The goal of the inbox is simply a place to collect thoughts, but then you ultimately need to get things out of the inbox so that you have a clear sense of what is a processed thought and what isn’t.  Contexts are a useful way to group together tasks that need to be done in the same time/place, but it doesn’t indicate that we’ve completely processed the task (we still don’t know if the task is a project, part of a project, a one-off task, etc).   

During the development of Pocket Informant for iOS (around version 3), we amended the behavior of the inbox to no longer show tasks that had contexts assigned to them - this allowed you to use the inbox as a de-facto single-action task project.  Internally, we still always considered the task to be "in" the inbox (as evidenced by the fact that the “project” line on the task itself still said inbox), we simply stopped showing it when you selected the inbox in the Tasks tab so that you could delineate between tasks you "sort of" processed and ones that you hadn't.  We ultimately felt like this really muddied the waters, however, and we are now returning to our original inbox behavior to more closely adhere to GTD principles.  This behavior will also be reflected on the mobile version of PI when the next update is released.

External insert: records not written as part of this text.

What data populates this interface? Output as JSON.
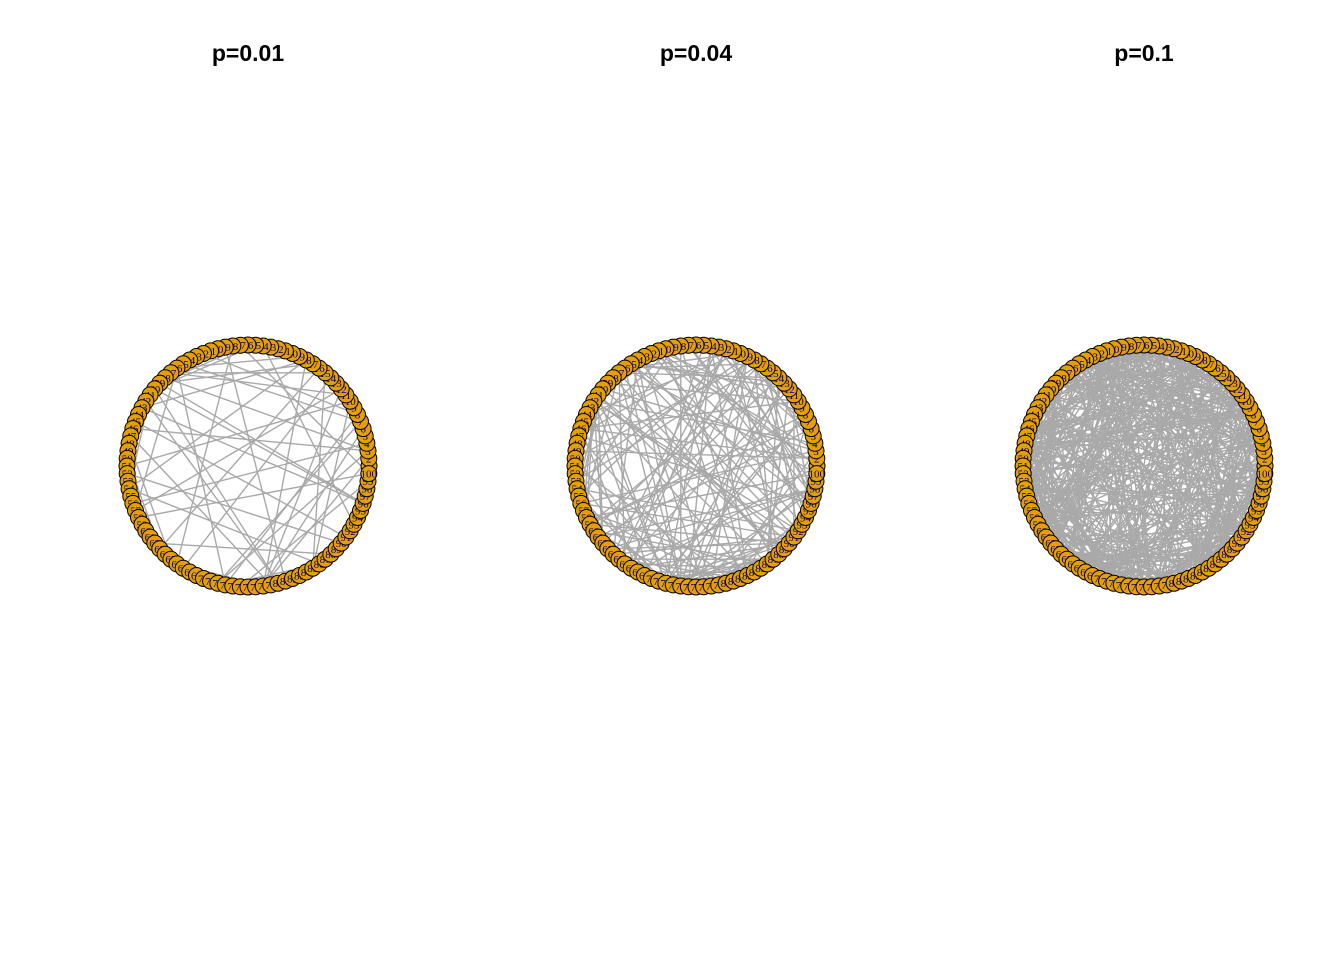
{
  "panels": [
    {
      "title": "p=0.01",
      "p": 0.01
    },
    {
      "title": "p=0.04",
      "p": 0.04
    },
    {
      "title": "p=0.1",
      "p": 0.1
    }
  ],
  "graph": {
    "node_count": 100,
    "layout": "circle",
    "node_fill": "#E69F00",
    "node_stroke": "#000000",
    "label_color": "#00008B",
    "edge_color": "#A9A9A9"
  }
}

If you’ve been relying on the past behavior of a task disappearing from the inbox when you asking a context, then there are a couple ways to manage that:

  1. Create a smart filter to find tasks that are in the inbox but that have no context.  This can be your new "inbox" that you operate out of.
  2. Create a single-action “miscellaneous” project and move your one-off tasks into that project to get them out of the standard inbox.